Grandmother Edna Kearns took the “Spirit of 1776” wagon to Long Beach in July of 1913. When she drove the suffrage campaign wagon onto the beach, it caused quite a stir, not to mention when she stood in the waves and wore a yellow bathing cap and a yellow sash while holding signs that were described as a Votes for Women “voiceless speech.” Silence was a tactic used by the movement, and the most famous example of this can be found in the “Silent Sentinels” pickets of the White House in 1917, which Grandmother Edna was a part of, as well.

This  article –“Suffrage Talk Amid Waves” is descriptive enough to give us a sense of what it must have been like sitting on the beach that day and watching the suffrage demonstration. Silent marching in parades and witnessing is getting attention today from activists who continue the silent tradition that was also practiced by the suffragists. More often than not, the suffs don’t get credit for it.


9 responses to “The story behind the story. . .

  1. That article fascinates me. It’s a “little” wagon, and “little Mrs. Wilmer Kearns,” a “big fat man,” “small Serena Kearns” in a “little bathing suit,” etc.

  2. I enjoyed reading your article.

  3. Thanks for this post. You are doing a great job.

  4. I love the background of events and the personal stories of people.

  5. Benita Glover

    My social studies teacher never mentioned women’s suffrage. What’s the problem? Maybe it’s because they never learned about it themselves.

  6. Could you send me a bibliography of material to read on this subject of women getting the vote?

  7. I loved the Times coverage of the event. When I go to the exhibit, it will give me something to think about. That the campaign wagon was almost, not quite, in the surf with grandmother Edna.
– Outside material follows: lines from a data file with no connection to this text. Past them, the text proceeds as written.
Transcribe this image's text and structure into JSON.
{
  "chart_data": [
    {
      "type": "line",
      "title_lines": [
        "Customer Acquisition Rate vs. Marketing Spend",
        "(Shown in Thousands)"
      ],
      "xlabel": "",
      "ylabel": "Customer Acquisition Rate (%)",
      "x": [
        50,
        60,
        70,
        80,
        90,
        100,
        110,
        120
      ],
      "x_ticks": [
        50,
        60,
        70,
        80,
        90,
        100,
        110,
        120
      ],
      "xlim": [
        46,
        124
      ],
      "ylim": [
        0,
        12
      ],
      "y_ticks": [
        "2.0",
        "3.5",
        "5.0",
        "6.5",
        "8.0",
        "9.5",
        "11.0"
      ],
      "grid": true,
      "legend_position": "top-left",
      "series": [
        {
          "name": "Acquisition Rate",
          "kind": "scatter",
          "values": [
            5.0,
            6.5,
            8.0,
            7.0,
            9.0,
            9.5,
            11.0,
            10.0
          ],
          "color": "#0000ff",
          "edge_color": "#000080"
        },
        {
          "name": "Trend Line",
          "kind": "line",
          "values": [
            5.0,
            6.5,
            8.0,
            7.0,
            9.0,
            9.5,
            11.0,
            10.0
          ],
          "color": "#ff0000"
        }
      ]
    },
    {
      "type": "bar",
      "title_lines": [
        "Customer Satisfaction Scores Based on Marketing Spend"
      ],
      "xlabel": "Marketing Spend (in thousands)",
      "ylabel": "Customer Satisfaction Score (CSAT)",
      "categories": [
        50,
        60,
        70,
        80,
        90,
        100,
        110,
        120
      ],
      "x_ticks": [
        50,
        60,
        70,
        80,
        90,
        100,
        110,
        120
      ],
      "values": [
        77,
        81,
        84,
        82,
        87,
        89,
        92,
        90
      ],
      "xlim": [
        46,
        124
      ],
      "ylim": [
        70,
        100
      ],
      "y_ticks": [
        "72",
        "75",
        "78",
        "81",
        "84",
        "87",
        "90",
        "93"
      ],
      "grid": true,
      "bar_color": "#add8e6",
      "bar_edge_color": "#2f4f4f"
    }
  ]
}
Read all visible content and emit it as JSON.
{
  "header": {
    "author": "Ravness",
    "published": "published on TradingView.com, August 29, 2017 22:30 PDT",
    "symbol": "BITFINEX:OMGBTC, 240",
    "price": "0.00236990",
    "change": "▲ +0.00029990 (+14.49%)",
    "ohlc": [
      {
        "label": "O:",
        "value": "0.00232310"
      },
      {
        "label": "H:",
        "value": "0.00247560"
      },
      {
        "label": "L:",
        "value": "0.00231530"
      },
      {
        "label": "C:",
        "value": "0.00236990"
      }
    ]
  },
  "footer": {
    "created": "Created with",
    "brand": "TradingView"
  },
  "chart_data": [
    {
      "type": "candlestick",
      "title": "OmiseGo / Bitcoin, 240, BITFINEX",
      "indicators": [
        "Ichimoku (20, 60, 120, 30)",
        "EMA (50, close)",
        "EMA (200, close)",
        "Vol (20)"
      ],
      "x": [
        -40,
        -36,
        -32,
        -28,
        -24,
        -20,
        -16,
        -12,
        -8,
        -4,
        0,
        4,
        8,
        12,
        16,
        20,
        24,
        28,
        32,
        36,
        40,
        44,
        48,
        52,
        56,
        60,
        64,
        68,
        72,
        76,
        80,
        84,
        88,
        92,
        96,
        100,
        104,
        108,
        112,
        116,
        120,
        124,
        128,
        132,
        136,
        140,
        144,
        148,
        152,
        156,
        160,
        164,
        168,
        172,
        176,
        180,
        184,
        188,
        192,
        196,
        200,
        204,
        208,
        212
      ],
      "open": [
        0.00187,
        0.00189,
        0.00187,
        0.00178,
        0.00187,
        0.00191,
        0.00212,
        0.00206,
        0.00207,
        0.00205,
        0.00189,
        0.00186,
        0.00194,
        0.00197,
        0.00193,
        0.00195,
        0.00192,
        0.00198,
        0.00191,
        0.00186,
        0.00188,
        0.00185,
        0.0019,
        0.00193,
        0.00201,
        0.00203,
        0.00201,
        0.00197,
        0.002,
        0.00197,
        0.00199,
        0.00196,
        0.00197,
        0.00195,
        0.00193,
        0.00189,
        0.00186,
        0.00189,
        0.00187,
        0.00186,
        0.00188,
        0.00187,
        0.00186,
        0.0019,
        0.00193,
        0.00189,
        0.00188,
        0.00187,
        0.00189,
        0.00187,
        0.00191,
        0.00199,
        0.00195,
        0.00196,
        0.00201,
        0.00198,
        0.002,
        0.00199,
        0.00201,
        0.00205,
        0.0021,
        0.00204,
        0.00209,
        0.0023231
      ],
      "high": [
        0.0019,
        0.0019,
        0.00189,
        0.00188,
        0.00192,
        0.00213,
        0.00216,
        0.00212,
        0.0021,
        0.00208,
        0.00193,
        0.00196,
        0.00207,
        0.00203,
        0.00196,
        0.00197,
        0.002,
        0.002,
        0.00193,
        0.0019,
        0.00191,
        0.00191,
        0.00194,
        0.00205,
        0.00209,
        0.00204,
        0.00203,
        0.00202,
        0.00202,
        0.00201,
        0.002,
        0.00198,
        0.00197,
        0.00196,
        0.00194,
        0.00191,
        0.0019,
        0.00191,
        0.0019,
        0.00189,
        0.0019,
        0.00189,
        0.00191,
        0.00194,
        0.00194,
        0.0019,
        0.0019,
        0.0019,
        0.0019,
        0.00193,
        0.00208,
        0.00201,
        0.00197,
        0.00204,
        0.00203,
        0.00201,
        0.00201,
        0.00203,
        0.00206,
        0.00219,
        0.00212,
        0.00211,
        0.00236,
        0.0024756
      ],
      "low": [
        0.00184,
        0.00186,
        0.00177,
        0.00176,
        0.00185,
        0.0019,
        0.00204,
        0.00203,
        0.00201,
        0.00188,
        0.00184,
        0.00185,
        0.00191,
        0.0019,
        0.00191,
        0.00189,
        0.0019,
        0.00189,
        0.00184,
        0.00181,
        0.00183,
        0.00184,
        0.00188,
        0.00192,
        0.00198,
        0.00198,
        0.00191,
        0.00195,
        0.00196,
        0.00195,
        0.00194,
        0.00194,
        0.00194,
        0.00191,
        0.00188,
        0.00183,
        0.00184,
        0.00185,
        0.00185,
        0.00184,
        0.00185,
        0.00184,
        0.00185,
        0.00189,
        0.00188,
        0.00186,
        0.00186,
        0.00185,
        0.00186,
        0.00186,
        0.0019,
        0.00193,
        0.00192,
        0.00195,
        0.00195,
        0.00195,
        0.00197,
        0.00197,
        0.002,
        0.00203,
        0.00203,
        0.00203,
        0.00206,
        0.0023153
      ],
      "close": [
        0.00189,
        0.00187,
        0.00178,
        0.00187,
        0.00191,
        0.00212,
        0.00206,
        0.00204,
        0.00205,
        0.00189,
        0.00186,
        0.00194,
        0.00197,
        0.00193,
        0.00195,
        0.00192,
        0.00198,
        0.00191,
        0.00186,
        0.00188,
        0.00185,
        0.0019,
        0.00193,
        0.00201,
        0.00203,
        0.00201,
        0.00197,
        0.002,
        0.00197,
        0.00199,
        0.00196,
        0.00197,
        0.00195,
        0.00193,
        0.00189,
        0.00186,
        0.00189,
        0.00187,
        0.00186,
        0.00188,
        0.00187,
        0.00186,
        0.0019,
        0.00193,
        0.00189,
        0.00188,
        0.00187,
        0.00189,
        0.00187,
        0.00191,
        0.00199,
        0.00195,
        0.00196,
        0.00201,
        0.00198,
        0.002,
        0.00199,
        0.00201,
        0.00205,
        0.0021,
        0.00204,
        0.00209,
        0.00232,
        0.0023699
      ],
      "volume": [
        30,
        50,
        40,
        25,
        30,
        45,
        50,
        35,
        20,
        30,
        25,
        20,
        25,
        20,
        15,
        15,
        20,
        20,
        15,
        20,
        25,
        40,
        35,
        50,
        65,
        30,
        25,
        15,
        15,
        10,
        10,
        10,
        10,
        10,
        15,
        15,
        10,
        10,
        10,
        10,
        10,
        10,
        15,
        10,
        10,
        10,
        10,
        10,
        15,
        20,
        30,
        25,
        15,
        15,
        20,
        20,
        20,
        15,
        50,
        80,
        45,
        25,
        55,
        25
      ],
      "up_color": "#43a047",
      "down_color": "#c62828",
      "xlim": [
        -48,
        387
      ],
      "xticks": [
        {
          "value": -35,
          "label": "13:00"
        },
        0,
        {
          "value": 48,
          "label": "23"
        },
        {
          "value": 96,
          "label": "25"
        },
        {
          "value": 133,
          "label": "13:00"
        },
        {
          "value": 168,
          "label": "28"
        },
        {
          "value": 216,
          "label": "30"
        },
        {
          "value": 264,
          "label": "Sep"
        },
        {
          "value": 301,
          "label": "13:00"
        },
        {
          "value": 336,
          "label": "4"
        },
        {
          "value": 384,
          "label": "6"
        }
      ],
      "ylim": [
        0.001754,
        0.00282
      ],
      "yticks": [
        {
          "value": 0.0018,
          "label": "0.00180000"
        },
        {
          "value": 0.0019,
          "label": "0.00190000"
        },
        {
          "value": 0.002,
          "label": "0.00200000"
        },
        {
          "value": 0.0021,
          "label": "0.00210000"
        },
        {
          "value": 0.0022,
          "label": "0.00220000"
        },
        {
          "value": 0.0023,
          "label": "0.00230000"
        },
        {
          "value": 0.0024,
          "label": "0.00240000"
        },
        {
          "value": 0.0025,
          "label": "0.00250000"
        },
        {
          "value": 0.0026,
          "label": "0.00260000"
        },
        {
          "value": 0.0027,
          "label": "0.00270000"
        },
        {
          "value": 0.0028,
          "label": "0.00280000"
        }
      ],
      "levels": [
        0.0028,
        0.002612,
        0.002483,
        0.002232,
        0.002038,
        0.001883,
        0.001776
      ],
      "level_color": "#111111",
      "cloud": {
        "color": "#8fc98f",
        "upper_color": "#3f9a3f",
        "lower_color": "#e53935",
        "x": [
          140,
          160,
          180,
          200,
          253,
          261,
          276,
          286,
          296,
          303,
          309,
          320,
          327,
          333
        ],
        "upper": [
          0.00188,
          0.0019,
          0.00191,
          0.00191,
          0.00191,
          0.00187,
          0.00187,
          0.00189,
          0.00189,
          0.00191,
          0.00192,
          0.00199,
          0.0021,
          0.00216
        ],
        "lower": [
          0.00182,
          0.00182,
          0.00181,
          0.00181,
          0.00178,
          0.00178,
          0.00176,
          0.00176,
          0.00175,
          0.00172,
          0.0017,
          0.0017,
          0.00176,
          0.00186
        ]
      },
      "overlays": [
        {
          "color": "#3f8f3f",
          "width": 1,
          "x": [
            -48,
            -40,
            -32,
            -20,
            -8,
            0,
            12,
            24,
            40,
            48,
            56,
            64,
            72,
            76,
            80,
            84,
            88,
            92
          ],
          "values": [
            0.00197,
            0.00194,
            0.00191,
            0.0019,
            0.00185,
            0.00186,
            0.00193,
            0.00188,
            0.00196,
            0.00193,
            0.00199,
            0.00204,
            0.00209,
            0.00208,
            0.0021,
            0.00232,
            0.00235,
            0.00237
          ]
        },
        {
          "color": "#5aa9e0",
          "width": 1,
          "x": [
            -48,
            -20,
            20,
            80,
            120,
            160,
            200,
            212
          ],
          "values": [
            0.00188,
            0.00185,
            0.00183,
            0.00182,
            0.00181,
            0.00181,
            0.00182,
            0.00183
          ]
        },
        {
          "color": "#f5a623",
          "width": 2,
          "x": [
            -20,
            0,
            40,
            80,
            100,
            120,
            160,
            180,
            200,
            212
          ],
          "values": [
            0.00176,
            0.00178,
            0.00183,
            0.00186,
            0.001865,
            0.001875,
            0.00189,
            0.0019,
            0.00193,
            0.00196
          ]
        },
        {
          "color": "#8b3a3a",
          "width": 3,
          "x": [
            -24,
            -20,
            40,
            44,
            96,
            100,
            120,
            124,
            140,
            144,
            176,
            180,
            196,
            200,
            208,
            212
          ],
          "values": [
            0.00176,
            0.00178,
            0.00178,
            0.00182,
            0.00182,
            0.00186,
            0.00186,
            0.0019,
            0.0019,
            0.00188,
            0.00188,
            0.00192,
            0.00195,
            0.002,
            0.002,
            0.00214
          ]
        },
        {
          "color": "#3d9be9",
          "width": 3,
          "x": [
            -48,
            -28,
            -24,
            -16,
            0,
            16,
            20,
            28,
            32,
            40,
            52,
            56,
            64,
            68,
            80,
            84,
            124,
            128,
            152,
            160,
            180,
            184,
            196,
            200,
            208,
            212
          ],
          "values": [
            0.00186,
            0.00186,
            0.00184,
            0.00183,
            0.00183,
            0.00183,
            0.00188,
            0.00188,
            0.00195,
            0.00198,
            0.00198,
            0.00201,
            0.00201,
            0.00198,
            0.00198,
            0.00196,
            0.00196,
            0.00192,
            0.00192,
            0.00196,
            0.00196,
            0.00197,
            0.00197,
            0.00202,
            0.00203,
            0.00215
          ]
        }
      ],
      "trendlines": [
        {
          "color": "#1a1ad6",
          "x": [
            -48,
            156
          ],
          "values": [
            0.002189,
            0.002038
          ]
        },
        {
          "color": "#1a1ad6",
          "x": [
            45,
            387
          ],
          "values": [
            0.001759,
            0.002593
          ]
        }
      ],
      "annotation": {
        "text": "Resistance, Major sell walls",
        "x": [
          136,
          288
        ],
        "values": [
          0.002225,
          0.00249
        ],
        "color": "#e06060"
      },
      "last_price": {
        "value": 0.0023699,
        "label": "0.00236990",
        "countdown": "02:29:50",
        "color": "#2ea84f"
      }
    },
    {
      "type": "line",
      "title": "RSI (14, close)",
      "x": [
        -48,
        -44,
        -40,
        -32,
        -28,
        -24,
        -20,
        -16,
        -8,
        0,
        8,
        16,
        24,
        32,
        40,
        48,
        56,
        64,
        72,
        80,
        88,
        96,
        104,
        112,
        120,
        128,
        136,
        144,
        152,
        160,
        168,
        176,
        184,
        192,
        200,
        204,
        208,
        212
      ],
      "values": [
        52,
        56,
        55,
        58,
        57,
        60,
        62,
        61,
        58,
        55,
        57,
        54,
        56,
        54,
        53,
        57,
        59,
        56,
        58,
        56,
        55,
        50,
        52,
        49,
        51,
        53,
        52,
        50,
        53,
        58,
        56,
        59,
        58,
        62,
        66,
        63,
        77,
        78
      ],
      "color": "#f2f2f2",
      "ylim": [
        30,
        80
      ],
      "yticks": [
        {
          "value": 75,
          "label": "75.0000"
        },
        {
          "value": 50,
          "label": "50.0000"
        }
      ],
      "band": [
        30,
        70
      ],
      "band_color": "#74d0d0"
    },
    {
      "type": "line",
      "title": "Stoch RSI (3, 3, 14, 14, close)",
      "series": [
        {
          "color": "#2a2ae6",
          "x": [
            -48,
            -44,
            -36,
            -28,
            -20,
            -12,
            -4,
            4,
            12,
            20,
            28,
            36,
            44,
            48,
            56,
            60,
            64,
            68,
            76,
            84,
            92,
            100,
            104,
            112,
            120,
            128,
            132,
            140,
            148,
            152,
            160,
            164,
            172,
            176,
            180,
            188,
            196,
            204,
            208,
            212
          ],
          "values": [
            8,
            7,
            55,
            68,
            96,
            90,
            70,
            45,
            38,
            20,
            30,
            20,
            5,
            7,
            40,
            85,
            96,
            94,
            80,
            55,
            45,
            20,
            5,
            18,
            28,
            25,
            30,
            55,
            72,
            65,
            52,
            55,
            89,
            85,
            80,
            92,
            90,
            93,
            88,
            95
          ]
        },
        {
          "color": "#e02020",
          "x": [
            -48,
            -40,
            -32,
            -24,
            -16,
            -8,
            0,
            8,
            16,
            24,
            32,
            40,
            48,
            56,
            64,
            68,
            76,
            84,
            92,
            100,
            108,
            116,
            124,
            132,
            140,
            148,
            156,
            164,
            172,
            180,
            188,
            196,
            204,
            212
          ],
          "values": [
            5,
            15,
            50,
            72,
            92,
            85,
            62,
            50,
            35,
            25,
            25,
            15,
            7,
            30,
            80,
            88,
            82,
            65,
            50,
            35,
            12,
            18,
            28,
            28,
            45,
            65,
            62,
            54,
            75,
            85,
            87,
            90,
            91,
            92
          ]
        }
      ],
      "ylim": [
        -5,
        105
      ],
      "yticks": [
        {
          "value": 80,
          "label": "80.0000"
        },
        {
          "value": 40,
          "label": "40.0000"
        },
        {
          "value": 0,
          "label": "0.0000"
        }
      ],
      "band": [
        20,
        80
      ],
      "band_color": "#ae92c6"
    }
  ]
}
  8. During the closing years of the long campaign for woman suffrage, street meetings were held. Among those who helped in this work were Mrs. Frank Hiram Snell, Miss Florence F. Stiles, Miss Elizabeth Eggert, Miss O’Toole and Miss Sellers. Receptions were given to the “yellow flier,” the automobile sentacross the continent by the National Association, and to the “prairie schooner,” the car sent by the Just Government League of Maryland to tour its southern counties. Miss O’Toole travelled with the “schooner” two weeks, speaking several times a day. A delegation from the College League met it at the District line and a procession accompanied it into the city under police escort. In the evening a public reception was given at the Washington College of Law. From 1916 the association assisted the National Association at its new headquarters, 1626 Rhode Island Avenue, by serving tea afternoons and raising money through bazaars, rummage sales, card parties, etc.